For a destructive tool with no output schema and complex behavioral implications, the description is inadequate. It doesn't explain what types of dialogs are handled, what 'handling' entails operationally, what happens after dialog handling, or any error conditions. The annotations provide safety warnings but the description fails to give the agent enough context to use this tool effectively in browser automation workflows.

Complex tools with many parameters or behaviors need more documentation. Simple tools need less. This dimension scales expectations accordingly.

Parameters3/5

Does the description clarify parameter syntax, constraints, interactions, or defaults beyond what the schema provides?

Schema description coverage is 100%, with both parameters clearly documented in the schema: 'accept' (whether to accept the dialog) and 'promptText' (text for prompt dialogs). The description adds no parameter semantics beyond what the schema already provides. The baseline score of 3 is appropriate since the schema does the heavy lifting of parameter documentation, though the description could have explained the relationship between these parameters (e.g., promptText is only needed for certain dialog types).

Input schemas describe structure but not intent. Descriptions should explain non-obvious parameter relationships and valid value ranges.

Purpose2/5

Does the description clearly state what the tool does and how it differs from similar tools?

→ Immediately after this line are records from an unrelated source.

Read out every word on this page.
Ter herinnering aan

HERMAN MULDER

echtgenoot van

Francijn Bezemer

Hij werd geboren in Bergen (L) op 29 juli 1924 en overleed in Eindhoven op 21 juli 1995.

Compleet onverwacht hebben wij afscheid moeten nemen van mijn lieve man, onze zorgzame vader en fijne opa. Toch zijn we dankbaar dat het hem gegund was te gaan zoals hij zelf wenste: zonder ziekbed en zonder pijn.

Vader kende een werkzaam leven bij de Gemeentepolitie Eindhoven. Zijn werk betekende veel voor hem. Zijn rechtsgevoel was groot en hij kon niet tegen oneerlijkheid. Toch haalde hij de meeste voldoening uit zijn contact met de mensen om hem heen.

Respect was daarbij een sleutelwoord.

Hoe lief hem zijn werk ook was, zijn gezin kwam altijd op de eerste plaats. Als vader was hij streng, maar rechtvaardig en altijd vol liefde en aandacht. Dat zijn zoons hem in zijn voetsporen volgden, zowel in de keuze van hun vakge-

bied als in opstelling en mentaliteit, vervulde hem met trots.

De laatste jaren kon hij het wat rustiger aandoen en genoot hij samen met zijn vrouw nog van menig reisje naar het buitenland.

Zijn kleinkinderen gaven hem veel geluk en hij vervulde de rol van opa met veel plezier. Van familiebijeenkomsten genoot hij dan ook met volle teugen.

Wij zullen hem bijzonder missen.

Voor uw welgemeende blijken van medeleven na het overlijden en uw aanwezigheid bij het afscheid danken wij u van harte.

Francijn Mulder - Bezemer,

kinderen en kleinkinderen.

The description 'Handle a dialog' is tautological - it essentially restates the tool name 'browser_handle_dialog' without specifying what 'handle' means. While it's clear this relates to browser dialogs, it doesn't distinguish what specific dialog-handling action it performs compared to other browser tools like browser_click or browser_press_key. The description lacks a specific verb-resource combination that clarifies the exact operation.

Agents choose between tools based on descriptions. A clear purpose with a specific verb and resource helps agents select the right tool.

Usage Guidelines2/5

Does the description explain when to use this tool, when not to, or what alternatives exist?

The description provides no guidance on when to use this tool versus alternatives. There's no mention of what types of dialogs it handles (alerts, confirms, prompts), when it should be invoked during browser automation workflows, or how it relates to other browser interaction tools. The agent must infer usage from the tool name alone, which is insufficient for proper tool selection.

Agents often have multiple tools that could apply. Explicit usage guidance like "use X instead of Y when Z" prevents misuse.